Amazingly God uses this image to reassure Abraham. At verse 17
Abraham witnesses God’s presence in form of smoke and a blazing
fire – an image of God’s presence that will be repeated over and
over again – the pillar of fire and cloud of smoke that led Abraham’s
descendants out of slavery in Egypt – that frightened them at Mt.
Sinai when God gave them the 10 Commandments – that occupied first
the Tent of worship they called the Tabernacle and then the Temple
in Jerusalem – and all the way into the New Testament with the
tongues of fire at Pentecost!
God makes His presence known to Abraham, but note carefully that
only God passes between the torn pieces of the animals. God’s
promise is all grace, undeserved, with no strings attached. God
passes through death and destruction to sign and seal the promise
with Abraham – saying in effect “may this happen to Me if I fail
to keep my promise to you.”
How can we know that by faith God considers us to be righteous,
holy, and sinless in His sight in spite of our fears and our
doubts and even our times of wandering and disobedience?
Can you sense it in the image of the torn animals? It is only a
shadow faint and indistinct at first. Think about that for a
minute. As the son rises it casts a shadow that is very long.
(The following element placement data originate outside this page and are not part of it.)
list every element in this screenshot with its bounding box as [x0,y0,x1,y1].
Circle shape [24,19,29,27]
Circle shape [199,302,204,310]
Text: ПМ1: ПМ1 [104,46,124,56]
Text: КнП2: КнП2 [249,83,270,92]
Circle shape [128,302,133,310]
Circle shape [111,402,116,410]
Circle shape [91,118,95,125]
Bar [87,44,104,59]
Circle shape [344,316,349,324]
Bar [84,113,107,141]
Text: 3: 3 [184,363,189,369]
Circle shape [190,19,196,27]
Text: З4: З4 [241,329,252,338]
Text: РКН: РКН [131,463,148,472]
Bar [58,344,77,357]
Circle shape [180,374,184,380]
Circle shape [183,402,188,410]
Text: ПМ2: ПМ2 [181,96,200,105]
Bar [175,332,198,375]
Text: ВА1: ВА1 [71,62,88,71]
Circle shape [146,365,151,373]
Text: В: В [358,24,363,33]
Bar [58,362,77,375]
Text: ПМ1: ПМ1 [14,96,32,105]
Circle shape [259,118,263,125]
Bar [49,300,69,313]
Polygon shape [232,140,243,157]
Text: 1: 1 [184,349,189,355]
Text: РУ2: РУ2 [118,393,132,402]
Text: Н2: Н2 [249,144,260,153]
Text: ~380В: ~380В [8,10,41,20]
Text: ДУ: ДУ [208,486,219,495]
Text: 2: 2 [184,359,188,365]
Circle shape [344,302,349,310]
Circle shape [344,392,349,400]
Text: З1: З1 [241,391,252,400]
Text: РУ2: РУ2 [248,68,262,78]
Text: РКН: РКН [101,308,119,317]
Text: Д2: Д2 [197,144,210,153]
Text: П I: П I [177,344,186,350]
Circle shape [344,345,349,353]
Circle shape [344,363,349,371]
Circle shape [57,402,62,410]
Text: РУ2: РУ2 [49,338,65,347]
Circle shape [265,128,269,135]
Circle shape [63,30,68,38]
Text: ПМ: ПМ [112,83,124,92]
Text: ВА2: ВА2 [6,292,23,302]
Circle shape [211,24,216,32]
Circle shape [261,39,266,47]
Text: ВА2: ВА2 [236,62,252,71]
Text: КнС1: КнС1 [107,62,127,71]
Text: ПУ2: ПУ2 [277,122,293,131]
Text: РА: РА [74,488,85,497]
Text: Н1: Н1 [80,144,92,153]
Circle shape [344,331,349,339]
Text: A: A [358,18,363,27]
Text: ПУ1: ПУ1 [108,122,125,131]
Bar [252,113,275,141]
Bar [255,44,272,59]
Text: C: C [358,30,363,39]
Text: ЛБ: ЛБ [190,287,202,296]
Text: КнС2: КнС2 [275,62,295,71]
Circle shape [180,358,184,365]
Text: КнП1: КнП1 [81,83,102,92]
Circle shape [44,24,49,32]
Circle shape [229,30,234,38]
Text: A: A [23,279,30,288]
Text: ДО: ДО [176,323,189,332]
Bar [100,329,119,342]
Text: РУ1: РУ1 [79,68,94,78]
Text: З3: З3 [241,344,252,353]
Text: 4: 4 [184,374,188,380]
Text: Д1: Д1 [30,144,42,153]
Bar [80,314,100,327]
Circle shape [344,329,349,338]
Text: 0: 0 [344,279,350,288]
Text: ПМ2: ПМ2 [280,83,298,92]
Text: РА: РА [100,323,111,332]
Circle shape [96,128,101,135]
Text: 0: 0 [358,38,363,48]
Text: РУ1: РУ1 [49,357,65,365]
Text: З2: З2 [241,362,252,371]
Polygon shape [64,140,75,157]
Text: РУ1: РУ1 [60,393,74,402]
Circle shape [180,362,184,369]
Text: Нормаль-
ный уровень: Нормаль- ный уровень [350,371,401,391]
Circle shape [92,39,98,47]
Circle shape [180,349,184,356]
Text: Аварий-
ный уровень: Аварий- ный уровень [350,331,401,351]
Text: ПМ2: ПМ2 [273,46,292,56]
You can barely tell where it begins. But as the sun rises
and you move closer to object that is casting the shadow
the more distinct and clear it becomes. This is the shadow
of the cross that you are seeing as God passes through the
torn pieces of the animals.
It is in fact what God will finally endure to make the promise
to Abraham and to us a reality. He is torn in two in the person
of Jesus on the cross. Jesus is the descendant the offspring of
Abraham promised to Adam and Eve in the Garden.
God gives us a glimpse into the past to sign and seal His
promise that He is still at work. By faith your life is woven
into this incredible story that God's plan all along was to
take on human flesh and blood to restore us to righteousness,
that is, to a right relationship with Him, like Adam and Eve
had before they rebelled, when God would come and walk with
them in the cool of the day and they would eagerly share their
lives with Him. By His life and death God fulfills the promise
of blessing all peoples on earth through Abraham!
But the road is long. We have much to learn about living by
faith. God showed Abraham a mere 400 years of the future of
his family. The way seems dark and dangerous. But God is
working the work of faith in us. The cross and empty tomb of
Jesus are the light, the beacon that keeps us from throwing
up our hands in despair. Forgiveness and eternal life are the
promise of faith that keeps us going one more day.
The apostle Peter put it best: (2 Peter 3:9) The Lord is
not slow in keeping his promise, as some understand
slowness. He is patient with you, not wanting anyone to perish,
but everyone to come to repentance.
Faith cannot be learned by copying Abraham, not by imitating
others, not by mastering some basic “faith-skills.” Uniquely
created by God we are all originals when we live by faith. And
by that faith, given and renewed again this very day, you are
called to believe in the face of unbelievable circumstances
that you are an integral part of God’s work of salvation.